Love doesn’t consider himself to be a natural leader. On the 2024-25 RASC-AL team, his role was strictly as a worker. “I was in charge of a lot of the control systems, vision systems and AI training timeline for NOVA (the name of their project). I picked out algorithms to know how long it would take to complete tasks on the lunar surface.”
’m learning how to be a leader. That first week, the first meeting, I had no idea what I was doing. I feel like I’ve definitely gotten better with leading projects, constructively critiquing when we need a pivot and offering praise at other times.”
Love also is a small group leader at GracePoint Wesleyan Church with Channing Bloedel, a fellow sophomore who leads another RASC-AL group.
Journey to SDSU begins with Black Hills vacation
Love said it is “the grace of God” that brought him to SDSU. After all, Brookings is 900 miles from his southern Indiana home. No one else from his 200-student graduating class is at SDSU, however, he said he does feel the presence of classmate Kamm VanGilder, who was planning an engineering career but died at age 15.
The popular higher ed choices in Charlestown were the University of Louisville, about 20 miles south of Charlestown, and Purdue, one of the nation’s foremost engineering schools.
Love knew since his elementary school days that he wanted to be an engineer. He figured it would be at one of those two schools.

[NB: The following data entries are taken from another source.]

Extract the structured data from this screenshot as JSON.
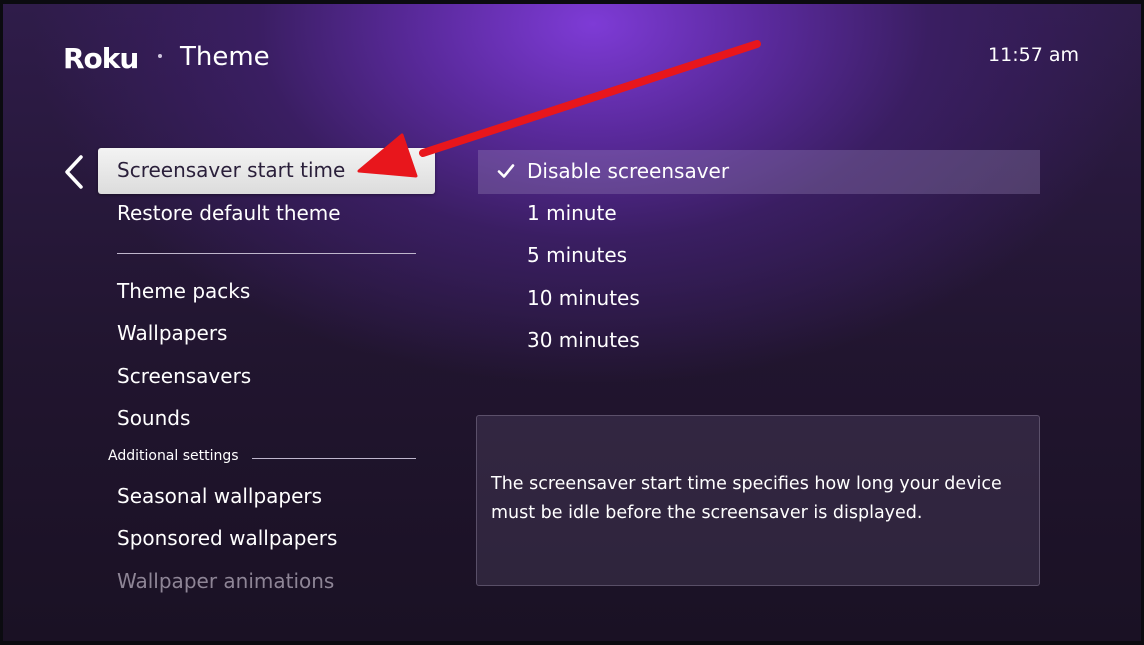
{
  "header": {
    "logo": "Roku",
    "title": "Theme",
    "clock": "11:57 am"
  },
  "icons": {
    "back": "chevron-left-icon",
    "check": "checkmark-icon",
    "annotation": "red-arrow-icon"
  },
  "colors": {
    "background_accent": "#7e3bd6",
    "focus_highlight": "#e8e8e8",
    "annotation_arrow": "#e8161c"
  },
  "menu": {
    "focused": "Screensaver start time",
    "items": [
      "Restore default theme",
      "Theme packs",
      "Wallpapers",
      "Screensavers",
      "Sounds"
    ],
    "section_label": "Additional settings",
    "additional": [
      "Seasonal wallpapers",
      "Sponsored wallpapers",
      "Wallpaper animations"
    ]
  },
  "options": {
    "selected": "Disable screensaver",
    "items": [
      "1 minute",
      "5 minutes",
      "10 minutes",
      "30 minutes"
    ]
  },
  "info": {
    "text": "The screensaver start time specifies how long your device must be idle before the screensaver is displayed."
  }
}
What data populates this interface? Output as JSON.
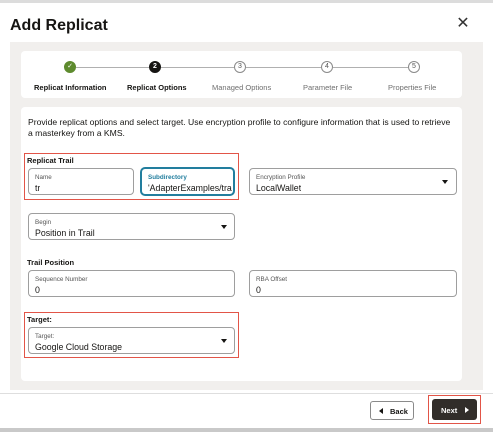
{
  "dialog": {
    "title": "Add Replicat",
    "close_glyph": "✕"
  },
  "steps": [
    {
      "label": "Replicat Information",
      "marker": "✓",
      "state": "done"
    },
    {
      "label": "Replicat Options",
      "marker": "2",
      "state": "current"
    },
    {
      "label": "Managed Options",
      "marker": "3",
      "state": "future"
    },
    {
      "label": "Parameter File",
      "marker": "4",
      "state": "future"
    },
    {
      "label": "Properties File",
      "marker": "5",
      "state": "future"
    }
  ],
  "description": "Provide replicat options and select target. Use encryption profile to configure information that is used to retrieve a masterkey from a KMS.",
  "replicat_trail": {
    "section_label": "Replicat Trail",
    "name": {
      "label": "Name",
      "value": "tr"
    },
    "subdirectory": {
      "label": "Subdirectory",
      "value": "'AdapterExamples/trail/"
    }
  },
  "encryption_profile": {
    "label": "Encryption Profile",
    "value": "LocalWallet"
  },
  "begin": {
    "label": "Begin",
    "value": "Position in Trail"
  },
  "trail_position": {
    "section_label": "Trail Position",
    "sequence_number": {
      "label": "Sequence Number",
      "value": "0"
    },
    "rba_offset": {
      "label": "RBA Offset",
      "value": "0"
    }
  },
  "target": {
    "section_label": "Target:",
    "field_label": "Target:",
    "value": "Google Cloud Storage"
  },
  "footer": {
    "back_label": "Back",
    "next_label": "Next"
  },
  "colors": {
    "accent": "#227e9e",
    "highlight": "#e25548",
    "done": "#5e8b2e",
    "primary_button": "#312d2a"
  },
  "icons": {
    "close": "close-icon",
    "back": "chevron-left-icon",
    "next": "chevron-right-icon",
    "dropdown": "caret-down-icon",
    "done": "check-icon"
  }
}
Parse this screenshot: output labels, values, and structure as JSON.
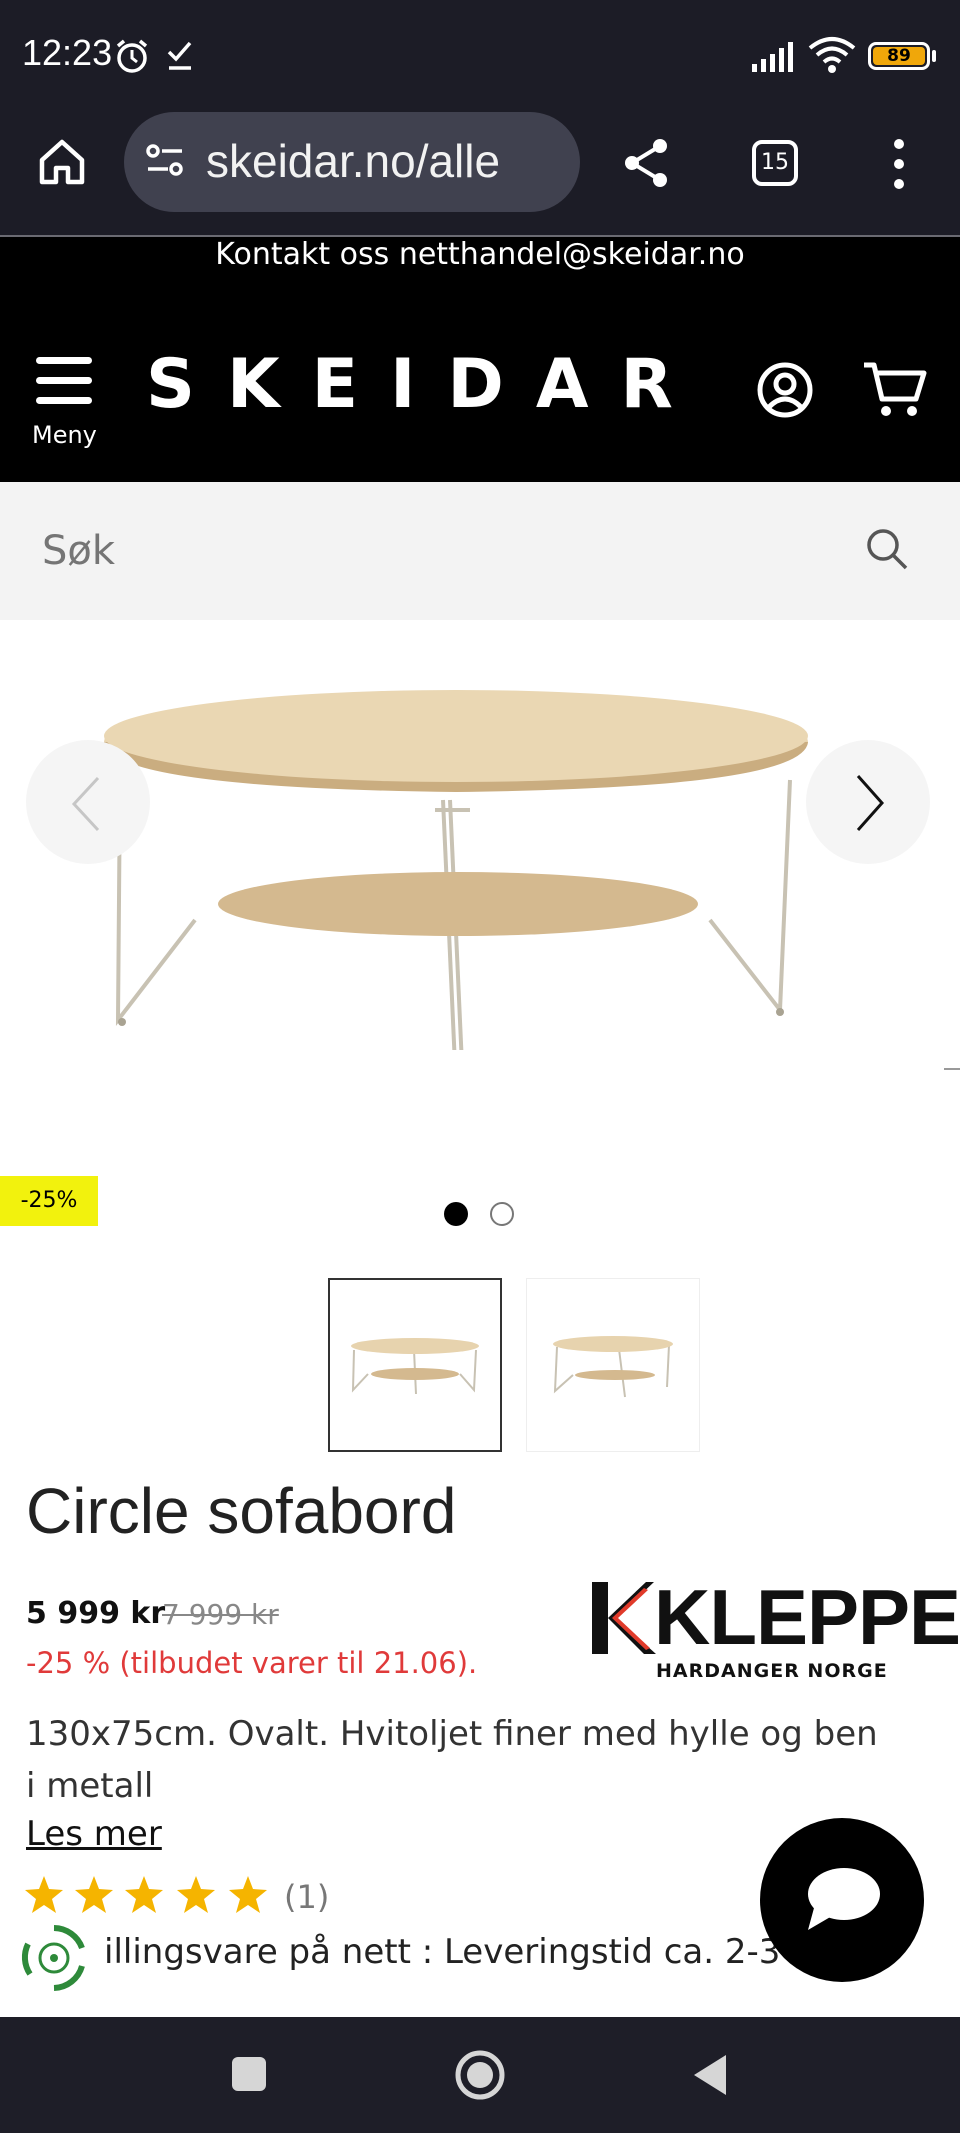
{
  "status_bar": {
    "time": "12:23",
    "battery": "89"
  },
  "browser": {
    "url": "skeidar.no/alle",
    "tab_count": "15"
  },
  "site": {
    "contact": "Kontakt oss netthandel@skeidar.no",
    "logo": "SKEIDAR",
    "menu_label": "Meny"
  },
  "search": {
    "placeholder": "Søk"
  },
  "carousel": {
    "discount_badge": "-25%",
    "active_index": 0,
    "total": 2
  },
  "product": {
    "title": "Circle sofabord",
    "price": "5 999 kr",
    "old_price": "7 999 kr",
    "offer_text": "-25 % (tilbudet varer til 21.06).",
    "description": "130x75cm. Ovalt. Hvitoljet finer med hylle og ben i metall",
    "read_more": "Les mer",
    "rating": 5,
    "review_count": "(1)",
    "delivery_text": "illingsvare på nett : Leveringstid ca. 2-3",
    "brand": {
      "name": "KLEPPE",
      "subtitle": "HARDANGER NORGE"
    }
  },
  "colors": {
    "badge": "#f2f20d",
    "offer": "#e03a3a",
    "star": "#f5b400",
    "header": "#000000"
  },
  "icons": [
    "home-icon",
    "site-settings-icon",
    "share-icon",
    "tabs-icon",
    "more-icon",
    "menu-icon",
    "account-icon",
    "cart-icon",
    "search-icon",
    "chevron-left-icon",
    "chevron-right-icon",
    "star-icon",
    "recycle-icon",
    "chat-icon"
  ]
}
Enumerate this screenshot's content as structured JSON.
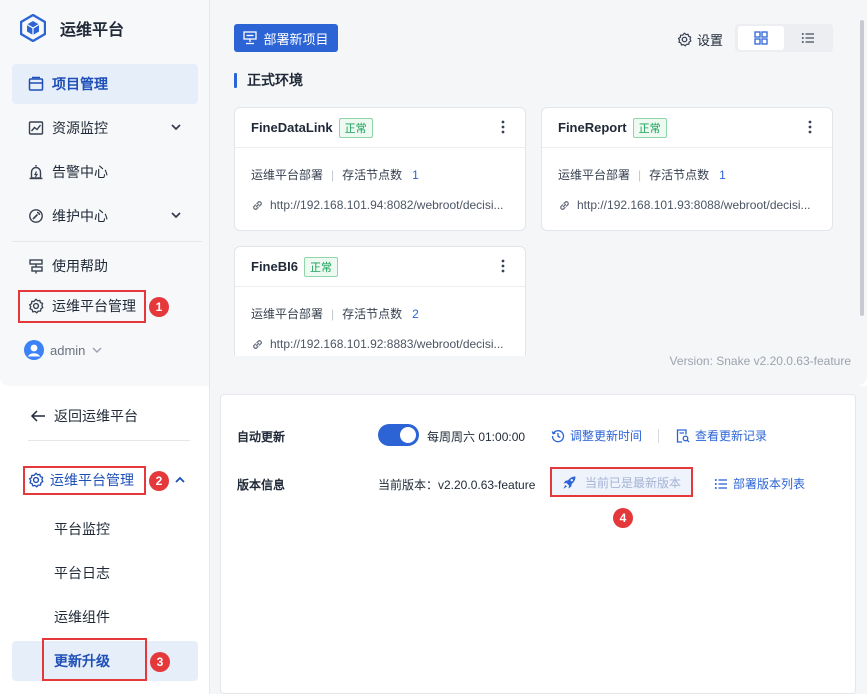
{
  "top": {
    "brand": {
      "title": "运维平台"
    },
    "nav": [
      {
        "label": "项目管理",
        "icon": "project-icon",
        "active": true
      },
      {
        "label": "资源监控",
        "icon": "chart-icon",
        "expandable": true
      },
      {
        "label": "告警中心",
        "icon": "alarm-icon"
      },
      {
        "label": "维护中心",
        "icon": "maintenance-icon",
        "expandable": true
      },
      {
        "label": "使用帮助",
        "icon": "help-icon"
      },
      {
        "label": "运维平台管理",
        "icon": "gear-icon"
      }
    ],
    "user": {
      "name": "admin"
    },
    "toolbar": {
      "deploy_label": "部署新项目",
      "settings_label": "设置"
    },
    "section_title": "正式环境",
    "cards": [
      {
        "name": "FineDataLink",
        "status": "正常",
        "deploy_label": "运维平台部署",
        "nodes_label": "存活节点数",
        "nodes": "1",
        "url": "http://192.168.101.94:8082/webroot/decisi..."
      },
      {
        "name": "FineReport",
        "status": "正常",
        "deploy_label": "运维平台部署",
        "nodes_label": "存活节点数",
        "nodes": "1",
        "url": "http://192.168.101.93:8088/webroot/decisi..."
      },
      {
        "name": "FineBI6",
        "status": "正常",
        "deploy_label": "运维平台部署",
        "nodes_label": "存活节点数",
        "nodes": "2",
        "url": "http://192.168.101.92:8883/webroot/decisi..."
      }
    ],
    "version": "Version: Snake v2.20.0.63-feature"
  },
  "bottom": {
    "back_label": "返回运维平台",
    "group_label": "运维平台管理",
    "sub_items": [
      "平台监控",
      "平台日志",
      "运维组件",
      "更新升级"
    ],
    "auto_update": {
      "label": "自动更新",
      "enabled": true,
      "schedule": "每周周六 01:00:00",
      "adjust_label": "调整更新时间",
      "history_label": "查看更新记录"
    },
    "version_info": {
      "label": "版本信息",
      "current": "当前版本：v2.20.0.63-feature",
      "latest_label": "当前已是最新版本",
      "list_label": "部署版本列表"
    }
  },
  "badges": [
    "1",
    "2",
    "3",
    "4"
  ],
  "colors": {
    "accent": "#2c64d6",
    "highlight": "#e5383b",
    "status_ok": "#18a058"
  }
}
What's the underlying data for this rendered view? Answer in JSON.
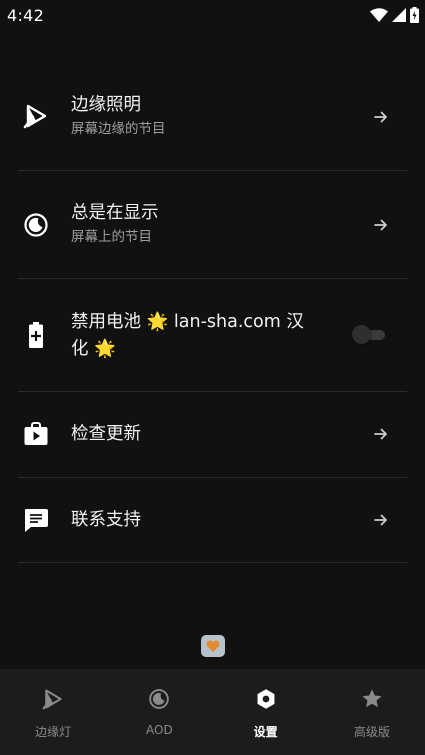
{
  "status_bar": {
    "time": "4:42",
    "icons": [
      "wifi-icon",
      "signal-icon",
      "battery-charging-icon"
    ]
  },
  "settings": [
    {
      "icon": "edge-lighting-icon",
      "title": "边缘照明",
      "subtitle": "屏幕边缘的节目",
      "control": "arrow"
    },
    {
      "icon": "always-on-display-icon",
      "title": "总是在显示",
      "subtitle": "屏幕上的节目",
      "control": "arrow"
    },
    {
      "icon": "battery-icon",
      "title_line1": "禁用电池 🌟 lan-sha.com 汉",
      "title_line2": "化 🌟",
      "control": "toggle",
      "toggle_on": false
    },
    {
      "icon": "update-bag-icon",
      "title": "检查更新",
      "control": "arrow"
    },
    {
      "icon": "chat-support-icon",
      "title": "联系支持",
      "control": "arrow"
    }
  ],
  "floating_chip": {
    "icon": "heart-icon",
    "color": "#e58a2e"
  },
  "bottom_nav": {
    "items": [
      {
        "label": "边缘灯",
        "icon": "edge-lighting-icon",
        "active": false
      },
      {
        "label": "AOD",
        "icon": "always-on-display-icon",
        "active": false
      },
      {
        "label": "设置",
        "icon": "settings-icon",
        "active": true
      },
      {
        "label": "高级版",
        "icon": "star-icon",
        "active": false
      }
    ]
  },
  "colors": {
    "background": "#111111",
    "nav_background": "#1c1c1c",
    "text_primary": "#f2f2f2",
    "text_secondary": "#9e9e9e",
    "divider": "#2a2a2a"
  }
}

Early in his high school days, he toured those schools and was turned off by their class sizes and cookie-cutter admission approaches.
A family vacation to the Black Hills in the summer before his sophomore year left him with favorable impression of South Dakota. After crossing Purdue and Louisville off the list, Love briefly considered South Dakota School of Mines. But being 22 hours away from home seemed just too far.
Campus tour for audience of one
In April of his junior year, he planned a visit to SDSU on Yellow and Blue Day. It snowed that day, which the southern Indiana native found odd. So was the rest of the day.
Turns out Love was the only engineering student registered for the event. Admissions wanted him to reschedule. Love said he had already purchased his airfare and needed to go ahead with the visit. Admissions relented and made plans for the Lohr College of Engineering to give its recruiting pitch to one student.
So at 8 ’o clock on a Saturday morning, department head Yucheng Liu was giving a presentation to Love on the mechanical engineering department.
“It made me feel special. They didn’t have to do that. They really took time out of their morning.” Love also learned that Liu had previously taught at the University of Louisville, and that common geography helped build a bond. “At that point I thought this might be a school for me,” he said.
Break the Ice rovers seal the deal
Love then attended Youth Engineering Camp, a weeklong summer outreach by the Lohr College of Engineering.
“The main thing I remember is seeing the Break the Ice rovers in action” at the gravel pit south of Brookings, where Letcher and three SDSU students were doing autonomous excavation trials as part of a NASA contest. “I asked Todd if I could do the rovers as a freshman, and he said yes.”
The rest is history, a book which is far from its final chapter.
“Honestly, it’s been the greatest educational decision I could have made,” Love said.
He added, “The biggest thing I’ve really enjoyed about RASC-AL projects was going to the forum as a finalist. You got to see the fruit of your labor. There was a lot of long nights and work to be done for the project. But being in Florida with some of the best students in the country and top engineers at NASA and others in the industry was really special.
“Seeing the progression of an idea to a working product was so rewarding.”
As an adviser, Letcher also values that aspect of NASA projects. He also relishes the reward of a student who is “all in.”
“I really can't say enough good things about him. I'm just really glad we got him involved from the minute he set foot on campus,” Letcher said.